Germany's foreign ministry on Thursday called in the Russian ambassador to discuss possible sanctions against Moscow over a 2015 cyberattack on the German parliament, in an escalating diplomatic row.
"The Russian ambassador was informed that on the basis of an arrest warrant issued by the (German) federal prosecutor's office on May 5 against Russian national Dmitry Badin, that the German government will seek in Brussels to use the EU cyber sanctions regime against those responsible for the attack on the German Bundestag, including Mr. Badin," the ministry said in a statement.
German Chancellor Angela Merkel told parliament this month that Russia was targeting her in hacking attacks, saying she had concrete proof of the "outrageous" spying attempts and raising the possibility of sanctions.
"I can honestly say that it pains me. Every day I try to build a better relationship with Russia, and on the other hand, there is such hard evidence that Russian forces are doing this," she told parliament.
Germany's intelligence service has repeatedly called out attempts by Russian hackers to spy on lawmakers or leading politicians.
German media reported that among information copied by hackers in 2015 was data from Merkel's email account.

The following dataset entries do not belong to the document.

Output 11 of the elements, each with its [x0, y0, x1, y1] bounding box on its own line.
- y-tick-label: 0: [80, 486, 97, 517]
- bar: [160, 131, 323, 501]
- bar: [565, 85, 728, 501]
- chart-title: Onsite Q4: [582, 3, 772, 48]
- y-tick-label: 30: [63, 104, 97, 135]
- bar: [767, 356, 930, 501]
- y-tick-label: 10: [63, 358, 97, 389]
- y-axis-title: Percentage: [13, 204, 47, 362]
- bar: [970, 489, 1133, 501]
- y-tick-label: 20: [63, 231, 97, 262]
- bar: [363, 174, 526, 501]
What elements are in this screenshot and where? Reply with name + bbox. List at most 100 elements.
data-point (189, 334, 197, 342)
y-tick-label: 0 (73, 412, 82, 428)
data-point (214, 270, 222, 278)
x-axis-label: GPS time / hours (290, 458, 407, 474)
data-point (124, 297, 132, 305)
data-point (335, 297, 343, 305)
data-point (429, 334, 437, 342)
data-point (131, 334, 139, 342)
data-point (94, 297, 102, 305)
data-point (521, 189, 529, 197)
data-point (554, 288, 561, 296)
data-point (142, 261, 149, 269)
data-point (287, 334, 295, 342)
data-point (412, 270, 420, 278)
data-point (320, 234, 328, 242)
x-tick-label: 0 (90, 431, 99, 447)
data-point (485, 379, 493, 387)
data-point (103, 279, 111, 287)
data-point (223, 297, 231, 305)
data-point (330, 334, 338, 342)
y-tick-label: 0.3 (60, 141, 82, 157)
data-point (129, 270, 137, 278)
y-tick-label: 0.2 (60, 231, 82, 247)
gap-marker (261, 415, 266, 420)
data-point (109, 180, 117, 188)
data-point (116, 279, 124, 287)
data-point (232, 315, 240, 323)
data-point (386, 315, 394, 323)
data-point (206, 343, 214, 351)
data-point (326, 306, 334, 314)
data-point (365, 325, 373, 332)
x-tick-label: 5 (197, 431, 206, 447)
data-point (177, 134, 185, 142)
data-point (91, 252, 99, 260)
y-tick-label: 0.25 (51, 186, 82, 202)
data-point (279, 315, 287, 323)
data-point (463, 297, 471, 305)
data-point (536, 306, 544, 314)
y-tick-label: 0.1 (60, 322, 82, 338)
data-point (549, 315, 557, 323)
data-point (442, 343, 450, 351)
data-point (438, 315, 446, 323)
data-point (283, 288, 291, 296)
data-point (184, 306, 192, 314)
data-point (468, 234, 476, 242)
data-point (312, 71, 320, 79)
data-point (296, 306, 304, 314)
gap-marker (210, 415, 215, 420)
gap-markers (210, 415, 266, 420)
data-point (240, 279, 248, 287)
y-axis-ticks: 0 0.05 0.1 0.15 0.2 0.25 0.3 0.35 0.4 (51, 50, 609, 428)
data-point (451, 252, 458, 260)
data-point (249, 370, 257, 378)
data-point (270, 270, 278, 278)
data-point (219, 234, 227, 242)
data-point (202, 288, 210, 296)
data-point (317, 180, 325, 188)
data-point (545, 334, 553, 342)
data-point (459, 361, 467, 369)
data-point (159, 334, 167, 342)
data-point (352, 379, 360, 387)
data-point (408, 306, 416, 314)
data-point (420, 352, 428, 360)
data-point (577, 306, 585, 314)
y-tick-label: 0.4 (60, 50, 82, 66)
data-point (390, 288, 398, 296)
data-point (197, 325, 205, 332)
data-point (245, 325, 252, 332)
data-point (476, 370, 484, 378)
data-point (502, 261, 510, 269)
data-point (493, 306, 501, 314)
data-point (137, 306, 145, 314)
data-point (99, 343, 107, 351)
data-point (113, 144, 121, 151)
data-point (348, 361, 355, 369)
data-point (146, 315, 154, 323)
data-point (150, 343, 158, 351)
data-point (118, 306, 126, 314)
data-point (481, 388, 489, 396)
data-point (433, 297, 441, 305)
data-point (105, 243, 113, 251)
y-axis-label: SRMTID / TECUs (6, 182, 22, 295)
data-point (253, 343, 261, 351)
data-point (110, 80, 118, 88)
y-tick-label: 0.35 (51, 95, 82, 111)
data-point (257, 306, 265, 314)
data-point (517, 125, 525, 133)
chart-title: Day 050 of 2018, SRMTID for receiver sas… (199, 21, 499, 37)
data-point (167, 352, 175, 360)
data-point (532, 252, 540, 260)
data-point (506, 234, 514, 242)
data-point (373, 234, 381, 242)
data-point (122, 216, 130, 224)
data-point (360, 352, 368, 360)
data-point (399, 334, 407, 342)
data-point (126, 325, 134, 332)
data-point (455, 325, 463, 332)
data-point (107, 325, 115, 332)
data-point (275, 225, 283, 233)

That attack also targeted the Bundestag.
Merkel said investigators into the 2015 hacking had identified a specific suspect.
"Unfortunately the conclusion I have reached is that this is not new," she said, noting that "cyber-disorientation, the distortion of facts" were all part of "Russia's strategy."
"Obviously this doesn't make it easier" to foster a better relationship with Moscow, she said, calling such spying tactics "more than uncomfortable."
Meanwhile, Russian Foreign Minister Sergei Lavrov rejected allegations.
"Five years have passed. Not a single concrete fact has been provided," Lavrov said in a live interview with Russia's RBK media group.
Lavrov charged that Berlin had decided Moscow was guilty even though "there are no facts in relation to Russia."
"They suddenly said in the Bundestag... that all of this is outrageous and it had been done by Russians."
Badin is also wanted by the FBI for other cyberattacks, including those targeting the Democrats during the 2016 US presidential election.
He was accused by the German federal prosecutor's office this month of spying against the Bundestag lower house of parliament in 2015 on behalf of Russia's GRU military intelligence service.
The operation aimed at the Bundestag involved an aggressive attack called Sofacy or APT 28 that had also struck NATO members and knocked French TV station TV5Monde off the air.
The move comes against the backdrop of mounting friction with Berlin over Moscow's actions in different arenas from annexing Ukraine's Crimea, to cyber meddling in elections and its backing of Bashar al-Assad's regime in Syria.